As we end this adventure, I offer a few parting thoughts:
  1. No two couples, having visited the same eight countries, would rank them in the same order, I’m sure.  But for our style of travel, from best to worst, here they are: St. Kitts and Nevis, Grenada, Dominica, St. Lucia, Antigua and Barbuda, Barbados, Trinidad and Tobago, and St. Vincent and the Grenadines.
  2. Independent travel isn’t everyone’s cup of tea but it can be very rewarding.  We learned so much more on this trip than we expected, especially about ourselves and our capacity to adapt.  Three keys to successful independent travel: talk to the locals; eat what and where the locals eat; and travel with the locals where possible.  These are guarantees of a more enriching experience.  And it helps to be in shape!
  3. Never travel without the advice and help of an agent.  Ours happens to be Elva’s sister, Lucille Thompson of Carlson Wagonlit Travel.  She knows our habits, our expectations, and our quirks.  We work in tandem with her to come up with an itinerary and find suitable hotels, all booked in advance.  The savings she finds for us more than cover her fees.  Most importantly, when something goes wrong, as it always does, she’s there to help.
  4. The time and schedule conscious either adapt to the Caribbean pace or they go crazy!  People here march to a different drummer.  Maybe it’s the heat and maybe it’s just their nature.  LIAT (an acronym for “Late If At All”?), the publicly-owned regional airline, is a study in inefficiency and rarely on time.  We learned to go with the flow.  After all, what’s the rush?
  5. The eight Caribbean countries have much the same history: the indigenous Kalinago (Caribs) conquered the Arawak, only to be exterminated by the Europeans; Columbus was the first European to set foot on the islands, claiming them on Spain’s behalf; France and Great Britain fought over them, with the British prevailing in the end; the strong black majority eventually gained control in each country; and all sought and achieved independence within the last sixty years.  But there are important differences in terms of quality and form of government, standard of living, population density, and potential for economic growth.

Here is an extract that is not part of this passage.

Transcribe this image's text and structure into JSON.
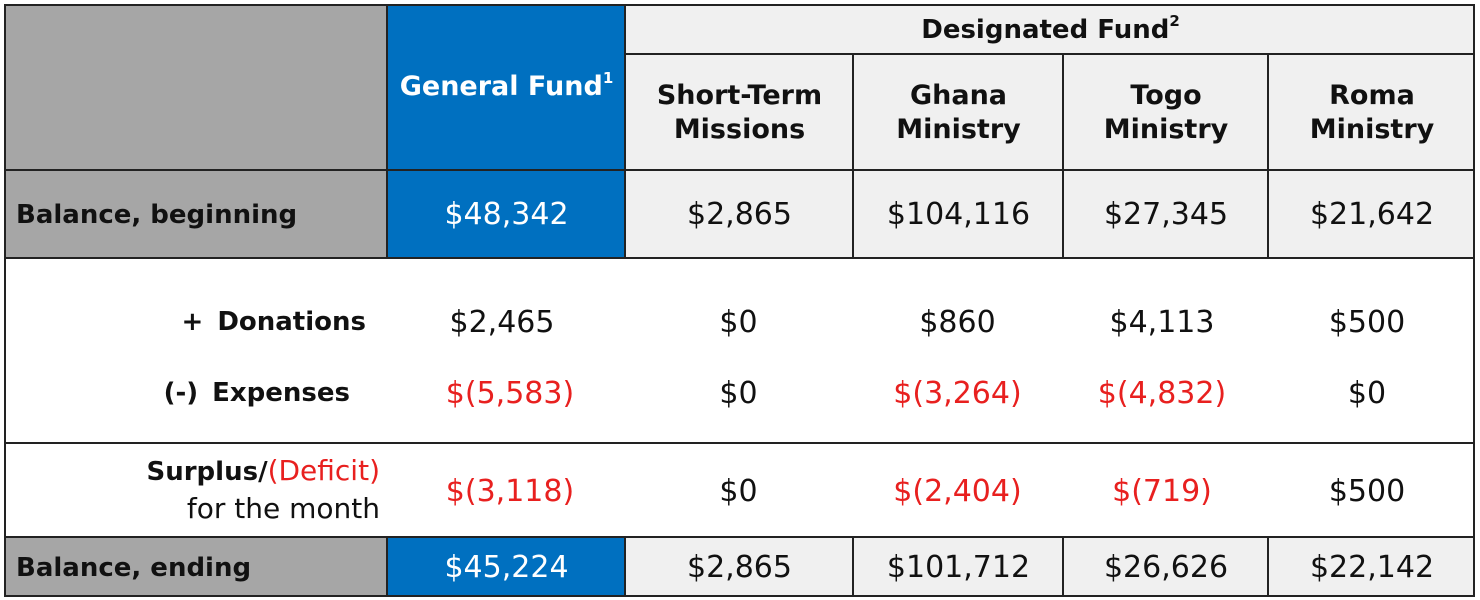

  6. With the exception of Trinidad and Tobago, the middle class is weak or non-existent in the eight countries we visited, and that is a huge barrier to social and economic progress.  Wages are very low by our standards, even for those in public service jobs.  Were it not for expats - people who moved away and returned to spend their retirement years in their native countries - things would be far worse.
  7. The ‘gift of jurisdiction’ in these eight sovereign countries comes at a high cost.  With the exception of Trinidad and Tobago, none has oil reserves.  They all depend heavily on tourism, agriculture and fishing.  A few supplement these with an offshore banking sector.  There is great potential in tourism, provided each country can successfully brand and differentiate itself.  Foreign investment is hard to come by and many public infrastructure projects would not be possible without grants from richer countries.  Each one has a citizenship-by-investment program.  But bad government can and does stifle growth.  The best example of this is Saint Vincent and the Grenadines.
  8. Children here are very independent.  We saw them walk off the ferry from Bequia at 8:00 am, all dressed in their sharp-looking uniforms, on their way to class at a secondary school in Kingstown, St. Vincent.  Imagine having to catch a ferry at 7:00, enduring a rough one-hour crossing, spending six hours in class, and having to take the ferry home again, five days a week?  We drive our children to the stop and complain about them having to take a bus to school.
  9. The Chinese have arrived; not as tourists but as patrons.  We saw signs of this in Grenada, where they contributed to the cost of the national stadium, and in Dominica, where they’re doing the same.  Watch out President Trump!  The Chinese may yet take you from behind…
  10. And finally, after seven weeks of black immersion, I am now officially colour blind.  And proud of it!  It’s been a life-changing experience.